Authorisation of AIFMs
The FSA/FCA have indicated it will not accept applications for Authorisation of AIFMs under the AIFMD until 23 July 2013, i.e. after the AIFMD becomes effective in the EEA. This delay may therefore prevent those Proxy AIFMs who are operating under the Transitional Provisions from obtaining the necessary authorisations to raise funds from EEA investors for new start business for up to six months after the first date applications can be made.
It is also not clear whether the FSA believe it is possible for Proxy AIFMs managing EEA AIFs (e.g. Private Equity funds) to Market these AIFs under the AIFMD Passport, which will exist from 22 July 2013 for EEA AIF. It seems clear that only AIFs Managed by fully Authorised AIFMs may market under the AIFMD Passport. Therefore, if existing Firms may not apply for formal AIFM Authorisation before 23 July 2013, so that its authorisation is in place by 22 July 2013, they will be put at considerable disadvantage for up to six months.
UK Depositaries of Non-Hedge Fund AIFs
The FSA/FCA are proposing to allow UK Depositaries of ‘non-hedge fund’ AIFs to be subject to a more reasonable Prudential regime than other forms of UK Depositary. These types of Depositary, called a PE Depositary, will be simply required to hold a Base Capital Requirement of €125k (as opposed to at least £4m for other Depositaries).
Clarification is required around the types of AIF Depositaries that are applicable to this lighter Prudential regime. It is thought these AIFs will include Private Equity AIFs, Real Estate Investment Fund AIFs and other forms of unleveraged AIFs, but clarification is required.

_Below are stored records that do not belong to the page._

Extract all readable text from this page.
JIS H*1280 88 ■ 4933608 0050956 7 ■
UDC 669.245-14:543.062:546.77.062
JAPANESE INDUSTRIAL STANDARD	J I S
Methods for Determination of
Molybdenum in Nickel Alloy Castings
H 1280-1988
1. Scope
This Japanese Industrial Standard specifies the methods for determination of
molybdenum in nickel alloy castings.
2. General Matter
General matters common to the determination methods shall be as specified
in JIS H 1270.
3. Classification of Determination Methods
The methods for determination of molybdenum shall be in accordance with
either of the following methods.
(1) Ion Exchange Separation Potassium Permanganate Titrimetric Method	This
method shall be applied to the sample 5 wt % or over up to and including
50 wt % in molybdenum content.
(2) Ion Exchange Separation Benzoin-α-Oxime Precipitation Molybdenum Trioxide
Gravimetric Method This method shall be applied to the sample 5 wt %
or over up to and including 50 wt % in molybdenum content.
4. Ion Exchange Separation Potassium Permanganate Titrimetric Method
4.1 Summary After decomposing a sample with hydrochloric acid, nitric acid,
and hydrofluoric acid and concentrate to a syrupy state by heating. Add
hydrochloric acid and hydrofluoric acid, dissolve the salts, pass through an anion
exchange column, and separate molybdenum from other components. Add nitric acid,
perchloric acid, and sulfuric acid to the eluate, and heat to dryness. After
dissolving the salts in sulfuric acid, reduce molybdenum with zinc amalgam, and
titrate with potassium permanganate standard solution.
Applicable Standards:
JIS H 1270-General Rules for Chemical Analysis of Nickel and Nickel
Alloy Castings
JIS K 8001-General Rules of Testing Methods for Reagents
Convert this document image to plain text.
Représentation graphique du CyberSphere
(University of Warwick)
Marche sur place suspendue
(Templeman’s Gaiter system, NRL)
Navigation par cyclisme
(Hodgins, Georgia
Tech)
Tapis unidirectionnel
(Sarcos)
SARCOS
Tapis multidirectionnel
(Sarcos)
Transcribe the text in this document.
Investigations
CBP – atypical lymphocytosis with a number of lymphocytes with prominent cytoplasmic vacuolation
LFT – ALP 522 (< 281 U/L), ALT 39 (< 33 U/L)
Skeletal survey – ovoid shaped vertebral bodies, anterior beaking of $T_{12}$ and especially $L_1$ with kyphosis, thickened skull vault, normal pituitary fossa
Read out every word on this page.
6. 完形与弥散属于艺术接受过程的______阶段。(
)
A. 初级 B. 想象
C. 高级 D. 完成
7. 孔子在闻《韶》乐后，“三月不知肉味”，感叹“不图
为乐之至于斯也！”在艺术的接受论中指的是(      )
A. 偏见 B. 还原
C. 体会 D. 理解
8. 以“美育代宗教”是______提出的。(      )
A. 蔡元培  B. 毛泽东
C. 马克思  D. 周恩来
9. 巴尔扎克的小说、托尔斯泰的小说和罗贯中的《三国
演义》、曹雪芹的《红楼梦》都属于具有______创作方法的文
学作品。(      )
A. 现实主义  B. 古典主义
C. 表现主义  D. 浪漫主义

Single UK Depositary Requirement
The FSA/FCA have stated that for non-EEA AIFs they may only appoint one UK Depositary – FUND 3.11.30R(1). This appears to be an additional limitation beyond that of AIFMD Level 1. This causes considerable concern as many non-EEA AIFs will wish to appoint more than one Prime Broker which will almost certainly also act as Depositaries. It is in the best interests of AIFs and their investors to use more than one Prime Broker, therefore clarification from the FSA is extremely important on this issue.
Own Funds (i.e. the AIFMD’s Eligible Regulatory Capital) must meet the Liquid Asset Requirement. AIFMD Article 9(8) requires AIFMs to hold Own Funds in ‘assets which are readily convertible to cash’. The CP (5.33) states that ‘readily convertible’ means assets which can be redeemed for cash within a month. This requirement only applies to Own Funds held in respect of the Requirements of AIFs that the AIFMs manage (i.e. not in respect of any UCITS Requirement). This would appear to require the deduction of Illiquid Assets before the AIFM’s Eligible Regulatory Capital is determined – e.g. deduction of Fixed Assets, longstanding Debtors and ong standing intercompany loans (long standing being due in more than 90 days).
GABRIEL Reporting of AIFMs
The FSA/FCA propose to alter SUP 16.12 such that an AIFM will be classified as a RAG 4 Firm. These Firms will no longer be required to submit FSA041 (asset managers that use hedge fund techniques) but these will be replaced by one of two new Data Items:
- FSA066 – for AIFMs which only undertake Collective Portfolio Management (i.e. only for AIF or UCITS Funds) do not also undertake Individual Portfolio Management; and
- FSA067 – for AIFMs which do also undertake Individual Portfolio Management (e.g. for Managed Accounts).